In a move meant to curb benami transactions and the use of black money in real estate deals, the government is planning to make Aadhaar-based authentication mandatory at the time of registration of documents such as agreement for sale, power of attorney and among others. The government has also firmed up plans to enable electronic registration of properties, for which Aadhaar-based authentication will be a prerequisite.
The government plans to amend Sections 32 and 32A of the Registration Act, 1908, for this.
While this is expected to ensure foolproof property titles for the buyers, it will also minimise the scope of fraudulent and benami transactions.
The department of land resources, under the Ministry of Rural Development, has already written to state governments and Union Territories, advising them to notify rules mandating “consent-based Aadhaar authentication” at the time of registration of documents.

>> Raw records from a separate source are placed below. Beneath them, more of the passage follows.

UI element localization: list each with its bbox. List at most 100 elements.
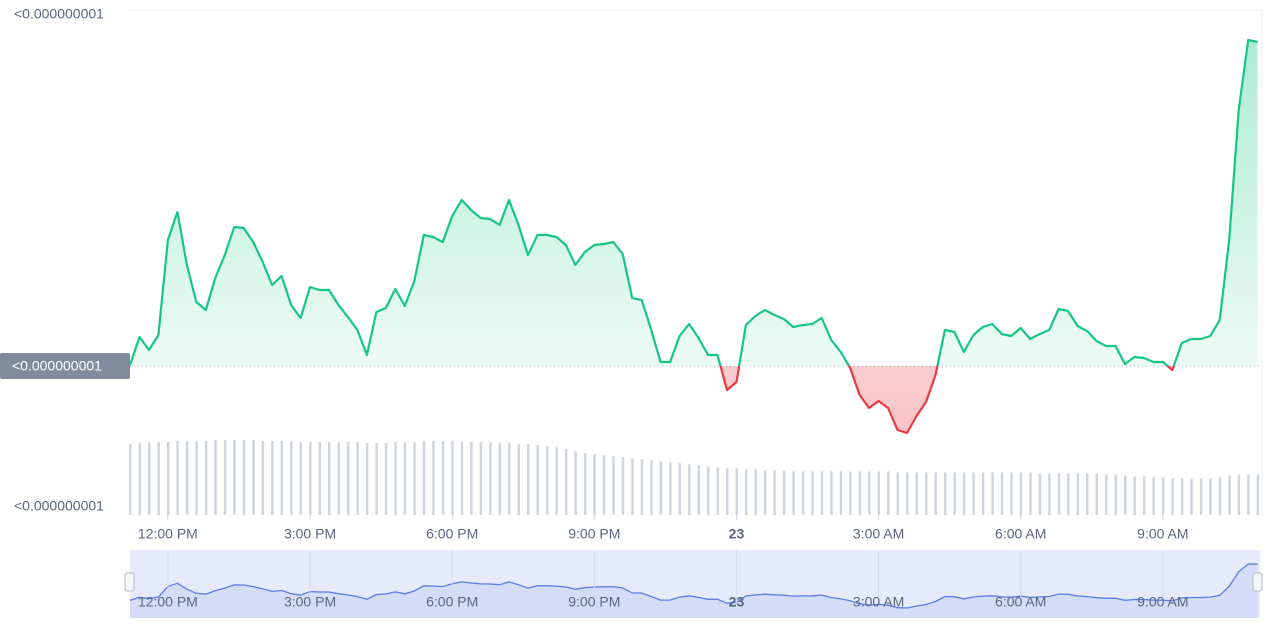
volume-bar <box>498 443 502 515</box>
volume-bar <box>1010 472 1013 515</box>
volume-bar <box>858 471 862 515</box>
volume-bar <box>1209 478 1212 515</box>
volume-bar <box>479 442 483 515</box>
volume-bar <box>1199 478 1203 515</box>
volume-bar <box>129 444 132 515</box>
volume-bar <box>868 471 871 515</box>
volume-bar <box>545 446 549 515</box>
volume-bar <box>839 471 843 515</box>
x-tick-label: 3:00 AM <box>853 526 904 542</box>
volume-bar <box>422 441 426 515</box>
volume-bar <box>887 471 890 515</box>
volume-bar <box>508 443 511 515</box>
volume-bar <box>744 469 748 515</box>
volume-bar <box>1105 474 1108 515</box>
volume-bar <box>337 442 340 515</box>
volume-bar <box>261 441 265 515</box>
reference-badge <box>0 353 130 379</box>
volume-bar <box>432 441 435 515</box>
volume-bar <box>1114 474 1117 515</box>
navigator-line <box>129 563 1258 609</box>
volume-bar <box>716 467 720 515</box>
volume-bar <box>166 442 170 515</box>
volume-bar <box>1057 473 1061 515</box>
volume-bar <box>1247 474 1250 515</box>
volume-bar <box>972 472 975 515</box>
volume-bar <box>1076 473 1080 515</box>
volume-bar <box>602 455 606 515</box>
volume-bar <box>271 441 274 515</box>
x-tick-label: 23 <box>729 526 745 542</box>
volume-bar <box>517 444 521 515</box>
volume-bar <box>1142 476 1146 515</box>
navigator-tick-label: 23 <box>729 594 745 610</box>
volume-bar <box>621 457 625 515</box>
navigator-handle[interactable] <box>124 572 135 592</box>
volume-bar <box>1086 473 1089 515</box>
volume-bar <box>811 471 814 515</box>
volume-bar <box>1256 474 1260 515</box>
volume-bar <box>574 451 577 515</box>
volume-bar <box>375 443 378 515</box>
volume-bar <box>346 442 350 515</box>
volume-bar <box>877 471 881 515</box>
x-tick-label: 3:00 PM <box>284 526 336 542</box>
volume-bar <box>555 447 558 515</box>
volume-bar <box>489 442 492 515</box>
volume-bar <box>147 442 151 515</box>
volume-bar <box>470 442 473 515</box>
area-above <box>130 40 1258 366</box>
volume-bar <box>1161 477 1165 515</box>
navigator-tick-label: 9:00 PM <box>568 594 620 610</box>
navigator-handle[interactable] <box>1252 572 1263 592</box>
navigator-area <box>130 564 1258 618</box>
navigator-tick-label: 9:00 AM <box>1137 594 1188 610</box>
volume-bar <box>707 466 710 515</box>
y-tick-label: <0.000000001 <box>14 498 104 514</box>
volume-bar <box>309 442 312 515</box>
volume-bar <box>1029 472 1032 515</box>
volume-bar <box>441 441 445 515</box>
volume-bar <box>820 471 824 515</box>
volume-bar <box>697 465 701 515</box>
volume-bar <box>299 442 303 515</box>
navigator-tick-label: 3:00 AM <box>853 594 904 610</box>
volume-bar <box>906 472 909 515</box>
volume-bar <box>403 442 407 515</box>
volume-bar <box>801 471 805 515</box>
volume-bar <box>1152 477 1155 515</box>
volume-bar <box>1190 478 1193 515</box>
volume-bar <box>583 453 587 515</box>
volume-bar <box>763 470 767 515</box>
x-tick-label: 6:00 AM <box>995 526 1046 542</box>
volume-bar <box>214 440 217 515</box>
navigator-tick-label: 12:00 PM <box>138 594 198 610</box>
volume-bar <box>526 444 530 515</box>
volume-bar <box>669 462 672 515</box>
volume-bar <box>962 472 966 515</box>
volume-bar <box>327 442 331 515</box>
volume-bar <box>1000 472 1004 515</box>
volume-bar <box>1123 475 1127 515</box>
navigator-tick-label: 6:00 PM <box>426 594 478 610</box>
volume-bar <box>943 472 947 515</box>
volume-bar <box>849 471 852 515</box>
volume-bar <box>735 468 738 515</box>
volume-bar <box>1067 473 1070 515</box>
volume-bar <box>280 441 284 515</box>
volume-bar <box>176 441 179 515</box>
volume-bar <box>365 443 369 515</box>
volume-bar <box>659 461 663 515</box>
volume-bar <box>754 469 757 515</box>
volume-bar <box>725 468 729 515</box>
y-tick-label: <0.000000001 <box>14 6 104 22</box>
volume-bar <box>536 445 539 515</box>
volume-bar <box>223 440 227 515</box>
volume-bar <box>204 441 208 515</box>
x-tick-label: 9:00 PM <box>568 526 620 542</box>
volume-bar <box>413 442 416 515</box>
volume-bar <box>1133 476 1136 515</box>
reference-label: <0.000000001 <box>12 358 102 374</box>
volume-bar <box>896 472 900 515</box>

The Centre is also planning to amend the Registration Act, 1908, to provide legal backing to Aadhaar-enabled authentication of documents. The Ministry of Rural Development did not respond to emails sent on Tuesday. The Aadhaar law allows the Central Identities Data Repository, under the UIDAI, to offer authentication services. “The Authority shall perform authentication of the Aadhaar number of an Aadhaar number holder submitted by any requesting entity, in relation to his biometric information or demographic information, subject to such conditions and on payment of such fees and in such manner as may be specified by regulations,” states Section 8 of The Aadhaar (Targeted Delivery of Financial and Other Subsidies, Benefits and Services) Act, 2016.
The latest move comes after a series of measures adopted by the government to curb the use of black money and benami transactions in the real estate industry. Besides demonetisation, which resulted in a sharp decline in real estate transactions, the government also enacted the Benami Transactions (Prohibition) Amended Act, 2016 last year, which empowers authorities to provisionally attach and eventually confiscate benami properties.
It further said that a person found guilty of benami transactions would face rigorous imprisonment for at least one year, which can be extended up to seven years. The person shall be liable to pay a fine, which may extend to 25 per cent of the fair market value of the property.
In a letter sent to chief secretaries and administrators of all states/ UTs on March 9 this year, the Centre said: “To enable consent-based Aadhaar authentication services for registration of documents, the state government/UT Administration/Inspector General of Registration of the State/UT will need to exercise powers contained in Section 69 of the Registration Act, 1908.”
According to Section 69 of the Act, “the Inspector-General shall exercise a general superintendence over all the registration-offices in the territories under the state government, and shall have power from time to time to make rules consistent with this Act… generally, regulating the proceedings of the Registrars and Sub-Registrars.”
The existing law, however, does not mention Aadhaar of Aadhaar-enabled authentication.